As amigas de Toninha estavam indignadas com a cretinice de Nino. "O que ele fez não se faz nem com uma cadela!" diziam, convencidas de que ela precisava ser vingada. Toninha, por sua vez, estava em tratamento médico, lutando contra uma depressão profunda, resultado direto da "cachorrada" do ex-namorido.

Desde jovem, Toninha trabalhava em salão de beleza, e com muito esforço conseguiu abrir o seu próprio. A clientela era grande e fiel, e vez ou outra surgia um cliente novo. Foi assim que conheceu Nino, o homem que destruiria sua autoestima e a levaria à falência.

– Esse cachorro sem vergonha, quem ele pensa que é? Desabafava uma amiga.

– Ah, ele é o gostoso! Todas caem por ele, então se aproveita...

De fato, Nino era pura sedução. Alto, cheiroso e charmoso, tinha fama de destruidor de corações. E com Toninha não foi diferente. Ele usou seu crédito, esvaziou suas contas, e sujou seu nome na praça. O salão estava à beira da falência.

– Processa ele! Dizia uma amiga revoltada.

– Mas ela autorizou tudo... foi tudo às claras! Ponderava outra. 

– Eu bem que avisei, mas mulher apaixonada, sabe como é!

A verdade era simples: Nino se deu muito bem. Comprou um belo imóvel e um carrão, tudo às custas de Toninha. Safado ao extremo!

– O que esse malandro tem que os outros não têm? Perguntava a amiga mais próxima, funcionária do salão e futura desempregada.

– Tudo bem, ele é cretino, sem-vergonha, mas ninguém pode negar que é um pedaço de mau caminho... Suspirava outra.

A conversa entre as amigas não tinha fim. Movidas pela solidariedade e pela frustração, decidiram que era hora de agir. Nino precisava levar uma boa rasteira, acreditavam que só assim Toninha recuperaria sua autoestima.

Com isso, armaram um plano. Contrataram Zildinha, uma mulher tão linda que fazia qualquer homem se perder. Exuberante e fatal, Zildinha aceitou o desafio por um cheque generoso. Prometeu que, em três meses, deixaria Nino na mesma sarjeta emocional em que ele havia jogado Toninha.

O tempo passou. Um mês, dois meses, e enquanto a conta de Zildinha só engordava, a de Toninha se esvaziava cada vez mais.

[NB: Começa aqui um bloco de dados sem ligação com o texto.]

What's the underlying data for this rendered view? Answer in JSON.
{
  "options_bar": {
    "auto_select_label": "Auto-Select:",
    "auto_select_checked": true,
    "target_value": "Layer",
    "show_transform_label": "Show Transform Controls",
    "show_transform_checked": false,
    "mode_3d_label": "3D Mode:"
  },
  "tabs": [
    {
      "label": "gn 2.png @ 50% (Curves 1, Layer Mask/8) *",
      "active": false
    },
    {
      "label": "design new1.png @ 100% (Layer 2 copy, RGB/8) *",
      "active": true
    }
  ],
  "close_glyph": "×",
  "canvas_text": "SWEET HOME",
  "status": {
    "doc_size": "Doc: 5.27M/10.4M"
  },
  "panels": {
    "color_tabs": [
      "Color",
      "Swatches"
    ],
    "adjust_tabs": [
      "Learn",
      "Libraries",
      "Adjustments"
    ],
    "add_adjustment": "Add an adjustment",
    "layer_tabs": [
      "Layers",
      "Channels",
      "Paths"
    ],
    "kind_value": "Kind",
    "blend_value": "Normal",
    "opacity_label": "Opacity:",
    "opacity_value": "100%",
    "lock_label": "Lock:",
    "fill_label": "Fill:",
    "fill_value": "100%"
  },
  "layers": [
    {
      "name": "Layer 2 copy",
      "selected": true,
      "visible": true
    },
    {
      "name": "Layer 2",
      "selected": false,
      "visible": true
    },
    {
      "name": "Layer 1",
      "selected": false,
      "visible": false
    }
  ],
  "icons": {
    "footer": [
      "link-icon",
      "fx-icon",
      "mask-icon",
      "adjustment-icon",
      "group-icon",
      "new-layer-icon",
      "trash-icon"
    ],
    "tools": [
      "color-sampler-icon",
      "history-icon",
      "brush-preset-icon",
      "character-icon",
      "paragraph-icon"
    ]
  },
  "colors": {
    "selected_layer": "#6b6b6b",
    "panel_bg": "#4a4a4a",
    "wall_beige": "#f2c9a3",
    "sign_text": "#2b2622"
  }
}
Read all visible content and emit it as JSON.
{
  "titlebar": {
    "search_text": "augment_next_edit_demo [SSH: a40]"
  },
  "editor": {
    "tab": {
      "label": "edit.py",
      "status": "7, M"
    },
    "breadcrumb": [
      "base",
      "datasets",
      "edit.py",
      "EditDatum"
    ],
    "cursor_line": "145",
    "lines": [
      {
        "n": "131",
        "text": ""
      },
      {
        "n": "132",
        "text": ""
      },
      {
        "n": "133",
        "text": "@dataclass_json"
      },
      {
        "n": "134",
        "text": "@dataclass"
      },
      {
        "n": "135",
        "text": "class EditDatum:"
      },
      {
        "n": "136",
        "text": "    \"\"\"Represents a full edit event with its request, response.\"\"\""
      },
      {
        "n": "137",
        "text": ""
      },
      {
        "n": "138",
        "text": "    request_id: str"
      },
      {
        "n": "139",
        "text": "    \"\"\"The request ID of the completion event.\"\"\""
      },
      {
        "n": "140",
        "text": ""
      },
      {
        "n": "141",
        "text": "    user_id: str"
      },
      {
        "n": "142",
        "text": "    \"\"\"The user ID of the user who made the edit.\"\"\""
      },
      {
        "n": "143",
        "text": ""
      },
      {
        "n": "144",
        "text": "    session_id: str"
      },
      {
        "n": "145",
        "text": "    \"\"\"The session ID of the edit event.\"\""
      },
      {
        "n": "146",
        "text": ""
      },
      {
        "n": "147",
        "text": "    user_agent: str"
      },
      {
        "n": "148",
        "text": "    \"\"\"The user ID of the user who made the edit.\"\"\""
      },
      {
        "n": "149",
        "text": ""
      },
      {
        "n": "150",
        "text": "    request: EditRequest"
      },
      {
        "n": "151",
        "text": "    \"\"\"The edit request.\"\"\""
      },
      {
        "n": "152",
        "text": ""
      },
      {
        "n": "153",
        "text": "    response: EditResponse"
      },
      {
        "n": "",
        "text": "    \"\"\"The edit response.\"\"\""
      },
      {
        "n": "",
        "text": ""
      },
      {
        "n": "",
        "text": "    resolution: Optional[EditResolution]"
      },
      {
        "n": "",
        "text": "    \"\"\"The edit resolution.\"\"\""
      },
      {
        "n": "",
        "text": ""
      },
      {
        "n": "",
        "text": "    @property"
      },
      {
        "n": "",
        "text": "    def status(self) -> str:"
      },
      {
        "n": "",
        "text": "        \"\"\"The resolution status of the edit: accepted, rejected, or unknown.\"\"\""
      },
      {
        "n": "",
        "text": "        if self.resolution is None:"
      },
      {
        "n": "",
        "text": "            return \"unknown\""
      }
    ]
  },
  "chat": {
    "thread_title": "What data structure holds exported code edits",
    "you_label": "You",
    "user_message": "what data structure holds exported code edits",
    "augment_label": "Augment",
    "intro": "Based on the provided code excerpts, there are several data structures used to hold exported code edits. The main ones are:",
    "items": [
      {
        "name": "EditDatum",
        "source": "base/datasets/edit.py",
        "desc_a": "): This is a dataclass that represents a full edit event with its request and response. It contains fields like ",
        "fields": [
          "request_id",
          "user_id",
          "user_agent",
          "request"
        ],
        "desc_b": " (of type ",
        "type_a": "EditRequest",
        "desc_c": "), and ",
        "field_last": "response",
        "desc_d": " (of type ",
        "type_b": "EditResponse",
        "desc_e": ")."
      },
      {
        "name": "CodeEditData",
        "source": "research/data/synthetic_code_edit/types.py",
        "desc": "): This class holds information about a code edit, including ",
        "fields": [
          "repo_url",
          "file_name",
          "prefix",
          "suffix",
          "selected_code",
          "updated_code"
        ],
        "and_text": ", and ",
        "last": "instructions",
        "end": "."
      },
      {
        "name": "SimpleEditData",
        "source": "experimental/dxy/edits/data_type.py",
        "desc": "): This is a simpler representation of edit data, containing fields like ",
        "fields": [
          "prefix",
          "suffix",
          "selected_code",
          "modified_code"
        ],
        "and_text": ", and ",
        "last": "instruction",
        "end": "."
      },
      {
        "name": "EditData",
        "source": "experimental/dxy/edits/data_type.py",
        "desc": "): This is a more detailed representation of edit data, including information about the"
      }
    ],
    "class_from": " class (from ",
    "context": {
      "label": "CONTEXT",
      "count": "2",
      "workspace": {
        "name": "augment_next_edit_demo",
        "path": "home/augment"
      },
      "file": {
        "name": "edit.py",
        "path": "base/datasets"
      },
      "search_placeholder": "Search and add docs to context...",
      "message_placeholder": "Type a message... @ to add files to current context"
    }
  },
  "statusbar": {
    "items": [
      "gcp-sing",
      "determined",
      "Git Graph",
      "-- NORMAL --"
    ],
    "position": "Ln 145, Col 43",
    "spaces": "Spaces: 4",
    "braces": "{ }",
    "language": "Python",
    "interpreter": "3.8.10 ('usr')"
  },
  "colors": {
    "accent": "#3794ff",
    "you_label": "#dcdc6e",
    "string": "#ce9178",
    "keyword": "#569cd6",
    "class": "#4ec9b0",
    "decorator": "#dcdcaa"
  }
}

– Deixa comigo! Falta só isso aqui! Dizia Zildinha, juntando os dedos indicador e polegar, indicando o quanto faltava para Nino cair na sua teia.

Três meses, três meses e meio... e nada!

– Isso já é abuso! Reclamava a comandante do "resgate de autoestima" de Toninha.

– Ela precisa se explicar! Como pode estar demorando tanto?

– Afinal, ela é ou não é uma “profissa”? Questionava outra.

Decididas a obter respostas, as amigas foram ao "ninho de amor" do casal. Mas, ao chegarem lá, depararam-se com algo inesperado: Zildinha estava literalmente arrasada... completamente apaixonada por Nino. Ela chorava de forma desesperada, igual a Toninha antes dela.

Atônitas, as amigas se entreolharam. A situação, que deveria ser uma vingança, havia virado uma comédia trágica.

– Ele me abandonou! Soluçava Zildinha, sem conseguir conter as lágrimas. 

– Tô em depressão!

O ciclo parecia não ter fim, e o malandro continuava a sua rota de destruição, deixando mais uma vítima para trás. As amigas, frustradas e furiosas, perceberam que a verdadeira vingança talvez nunca chegasse.